Lil One is the company’s winter offering. It’s classified as an American Strong Ale, but you could also call it a Double-IPA. It’s a malty one at that. Brewed once a year, this beer doesn’t fit any particular style.

Bottled on Jan. 31, my Lil One pours a dark mahogany out of a 500-ml bottle and into a tulip glass. It doesn’t look like a Maine Beer Co. beer. The color is indicative of a higher malt content, more fermentable sugar, and a higher alcohol content.

One whiff produces grapefruit, lemon, must. The smell is darker and earthier than the usual Maine Beer offerings. It takes more than one sip to get acquainted with the brew. At first go it’s a big, malty IPA that, to be honest, lacks the aromatics of the brewery’s typical offerings. Forging on, though, you remember that this is a strong ale packing 9.1 percent alcohol by volume. If you’re into strong ales and like hops, this is a good one. I get thick caramel and sticky pine. This is indeed a big beer, but it’s not overly bitter, with sweet malt wrapping itself around oily hops like you wrap a scarf around your toddler.

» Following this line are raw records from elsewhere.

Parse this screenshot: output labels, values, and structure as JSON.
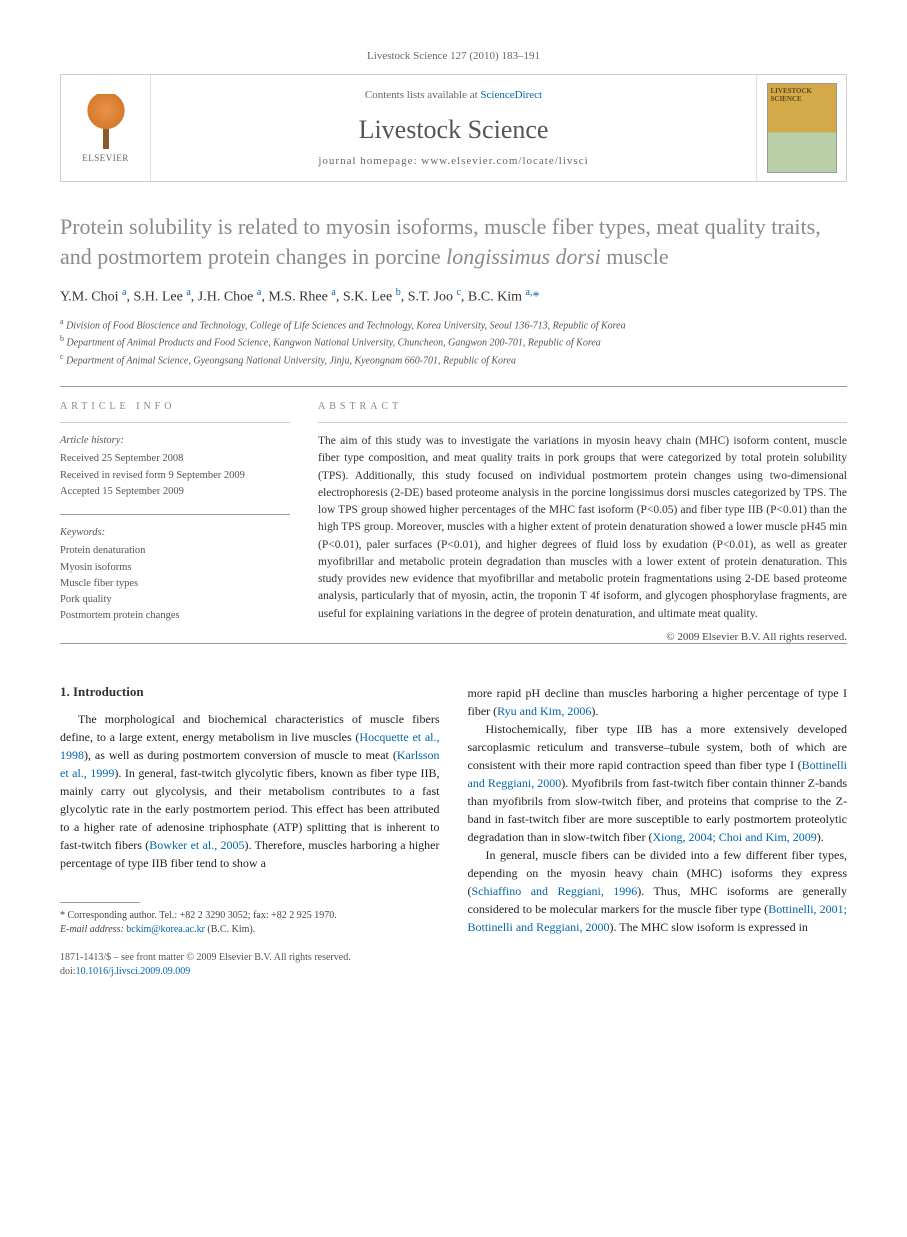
{
  "running_header": "Livestock Science 127 (2010) 183–191",
  "banner": {
    "contents_prefix": "Contents lists available at ",
    "sciencedirect": "ScienceDirect",
    "journal_name": "Livestock Science",
    "homepage_prefix": "journal homepage: ",
    "homepage_url": "www.elsevier.com/locate/livsci",
    "elsevier_label": "ELSEVIER",
    "cover_label": "LIVESTOCK SCIENCE"
  },
  "title_part1": "Protein solubility is related to myosin isoforms, muscle fiber types, meat quality traits, and postmortem protein changes in porcine ",
  "title_italic": "longissimus dorsi",
  "title_part2": " muscle",
  "authors_html": "Y.M. Choi <sup>a</sup>, S.H. Lee <sup>a</sup>, J.H. Choe <sup>a</sup>, M.S. Rhee <sup>a</sup>, S.K. Lee <sup>b</sup>, S.T. Joo <sup>c</sup>, B.C. Kim <sup>a,</sup><span class=\"corr\">*</span>",
  "affiliations": {
    "a": "Division of Food Bioscience and Technology, College of Life Sciences and Technology, Korea University, Seoul 136-713, Republic of Korea",
    "b": "Department of Animal Products and Food Science, Kangwon National University, Chuncheon, Gangwon 200-701, Republic of Korea",
    "c": "Department of Animal Science, Gyeongsang National University, Jinju, Kyeongnam 660-701, Republic of Korea"
  },
  "info_label": "article info",
  "abstract_label": "abstract",
  "history": {
    "heading": "Article history:",
    "received": "Received 25 September 2008",
    "revised": "Received in revised form 9 September 2009",
    "accepted": "Accepted 15 September 2009"
  },
  "keywords": {
    "heading": "Keywords:",
    "items": [
      "Protein denaturation",
      "Myosin isoforms",
      "Muscle fiber types",
      "Pork quality",
      "Postmortem protein changes"
    ]
  },
  "abstract": "The aim of this study was to investigate the variations in myosin heavy chain (MHC) isoform content, muscle fiber type composition, and meat quality traits in pork groups that were categorized by total protein solubility (TPS). Additionally, this study focused on individual postmortem protein changes using two-dimensional electrophoresis (2-DE) based proteome analysis in the porcine longissimus dorsi muscles categorized by TPS. The low TPS group showed higher percentages of the MHC fast isoform (P<0.05) and fiber type IIB (P<0.01) than the high TPS group. Moreover, muscles with a higher extent of protein denaturation showed a lower muscle pH45 min (P<0.01), paler surfaces (P<0.01), and higher degrees of fluid loss by exudation (P<0.01), as well as greater myofibrillar and metabolic protein degradation than muscles with a lower extent of protein denaturation. This study provides new evidence that myofibrillar and metabolic protein fragmentations using 2-DE based proteome analysis, particularly that of myosin, actin, the troponin T 4f isoform, and glycogen phosphorylase fragments, are useful for explaining variations in the degree of protein denaturation, and ultimate meat quality.",
  "copyright": "© 2009 Elsevier B.V. All rights reserved.",
  "intro_heading": "1. Introduction",
  "col1_p1_pre": "The morphological and biochemical characteristics of muscle fibers define, to a large extent, energy metabolism in live muscles (",
  "col1_p1_link1": "Hocquette et al., 1998",
  "col1_p1_mid1": "), as well as during postmortem conversion of muscle to meat (",
  "col1_p1_link2": "Karlsson et al., 1999",
  "col1_p1_mid2": "). In general, fast-twitch glycolytic fibers, known as fiber type IIB, mainly carry out glycolysis, and their metabolism contributes to a fast glycolytic rate in the early postmortem period. This effect has been attributed to a higher rate of adenosine triphosphate (ATP) splitting that is inherent to fast-twitch fibers (",
  "col1_p1_link3": "Bowker et al., 2005",
  "col1_p1_post": "). Therefore, muscles harboring a higher percentage of type IIB fiber tend to show a",
  "col2_p1_pre": "more rapid pH decline than muscles harboring a higher percentage of type I fiber (",
  "col2_p1_link1": "Ryu and Kim, 2006",
  "col2_p1_post": ").",
  "col2_p2_pre": "Histochemically, fiber type IIB has a more extensively developed sarcoplasmic reticulum and transverse–tubule system, both of which are consistent with their more rapid contraction speed than fiber type I (",
  "col2_p2_link1": "Bottinelli and Reggiani, 2000",
  "col2_p2_mid1": "). Myofibrils from fast-twitch fiber contain thinner Z-bands than myofibrils from slow-twitch fiber, and proteins that comprise to the Z-band in fast-twitch fiber are more susceptible to early postmortem proteolytic degradation than in slow-twitch fiber (",
  "col2_p2_link2": "Xiong, 2004; Choi and Kim, 2009",
  "col2_p2_post": ").",
  "col2_p3_pre": "In general, muscle fibers can be divided into a few different fiber types, depending on the myosin heavy chain (MHC) isoforms they express (",
  "col2_p3_link1": "Schiaffino and Reggiani, 1996",
  "col2_p3_mid1": "). Thus, MHC isoforms are generally considered to be molecular markers for the muscle fiber type (",
  "col2_p3_link2": "Bottinelli, 2001; Bottinelli and Reggiani, 2000",
  "col2_p3_post": "). The MHC slow isoform is expressed in",
  "footnote": {
    "corr_label": "* Corresponding author. Tel.: +82 2 3290 3052; fax: +82 2 925 1970.",
    "email_label": "E-mail address:",
    "email": "bckim@korea.ac.kr",
    "email_person": "(B.C. Kim)."
  },
  "bottom": {
    "line1": "1871-1413/$ – see front matter © 2009 Elsevier B.V. All rights reserved.",
    "doi_label": "doi:",
    "doi": "10.1016/j.livsci.2009.09.009"
  },
  "colors": {
    "link": "#0066aa",
    "title_gray": "#8a8a8a",
    "text": "#333333",
    "muted": "#666666",
    "rule": "#999999"
  }
}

I’ll still contend that this is not my favorite Maine Beer beer. Weather be damned, I may sneak back to my fridge tonight and grab a more summery Peeper. Cheers.

Touring Allagash

When my wife and I were planning a weekend getaway for our anniversary two years ago, my desired destinations just happened to coincide with the list of New England’s best beer towns. By pure coincidence, and in no way related to a glut of breweries in the city and rave reviews from my friends on local beer bars, Portland, Maine, was high on the list. Bless her heart, my wife and I were off to Vacationland.

I’d gone to college some 45 minutes from Portland, so the first stop was obvious. A short trek from the Old Port to an industrial park brought us to Allagash Brewing. Their Allagash White is my wife’s favorite beer (bonus points for me — or maybe her), a smooth, spicy wheat beer that gives similar beers brewed near Brussels a run for their money. We donned safety goggles, took the tour, and brought home some samples.

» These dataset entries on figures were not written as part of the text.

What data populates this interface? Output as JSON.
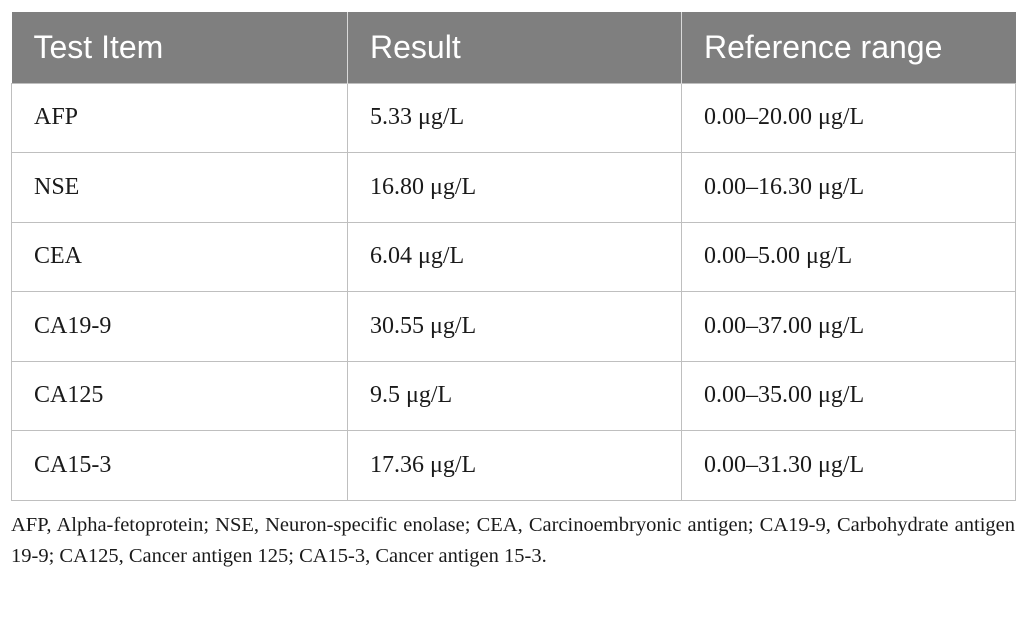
{
  "table": {
    "headers": [
      "Test Item",
      "Result",
      "Reference range"
    ],
    "rows": [
      [
        "AFP",
        "5.33 μg/L",
        "0.00–20.00 μg/L"
      ],
      [
        "NSE",
        "16.80 μg/L",
        "0.00–16.30 μg/L"
      ],
      [
        "CEA",
        "6.04 μg/L",
        "0.00–5.00 μg/L"
      ],
      [
        "CA19-9",
        "30.55 μg/L",
        "0.00–37.00 μg/L"
      ],
      [
        "CA125",
        "9.5 μg/L",
        "0.00–35.00 μg/L"
      ],
      [
        "CA15-3",
        "17.36 μg/L",
        "0.00–31.30 μg/L"
      ]
    ]
  },
  "footnote": "AFP, Alpha-fetoprotein; NSE, Neuron-specific enolase; CEA, Carcinoembryonic antigen; CA19-9, Carbohydrate antigen 19-9; CA125, Cancer antigen 125; CA15-3, Cancer antigen 15-3.",
  "colors": {
    "header_background": "#7f7f7f",
    "header_text": "#ffffff",
    "grid_lines": "#bfbfbf"
  }
}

Odyssey is a limited-release Allagash offering that, despite my storied Maine beer experience, I had not tried. It’s a dark wheat beer aged for 10 months in oak barrels. In theory, two years of additional bottle conditioning would smooth this beer out and reveal even more complexity.

Odyssey pours Maine-winter black with very little head. The beer is thin. You can peer down from the top and see the bottom of the glass through the murk. I smell coffee, chocolate, toffee, and musty oak. Patience is good.

The first sip is unspeakably smooth. Aspects of a traditional Belgian quad play tug-of-rope with those of a barrel-aged beer: figs, dark fruits, and chocolate are balanced by vanilla and charred oak. Nothing is too harsh, nor does any flavor underwhelm. The mouthfeel is light enough and the flavors smooth enough that it’s easy to get this beer down despite the 10.4 percent ABV.

I drink this beer with a sense of desperation. It is, quite simply, one of the best beers I’ve ever had. Young and punch-drunk on love.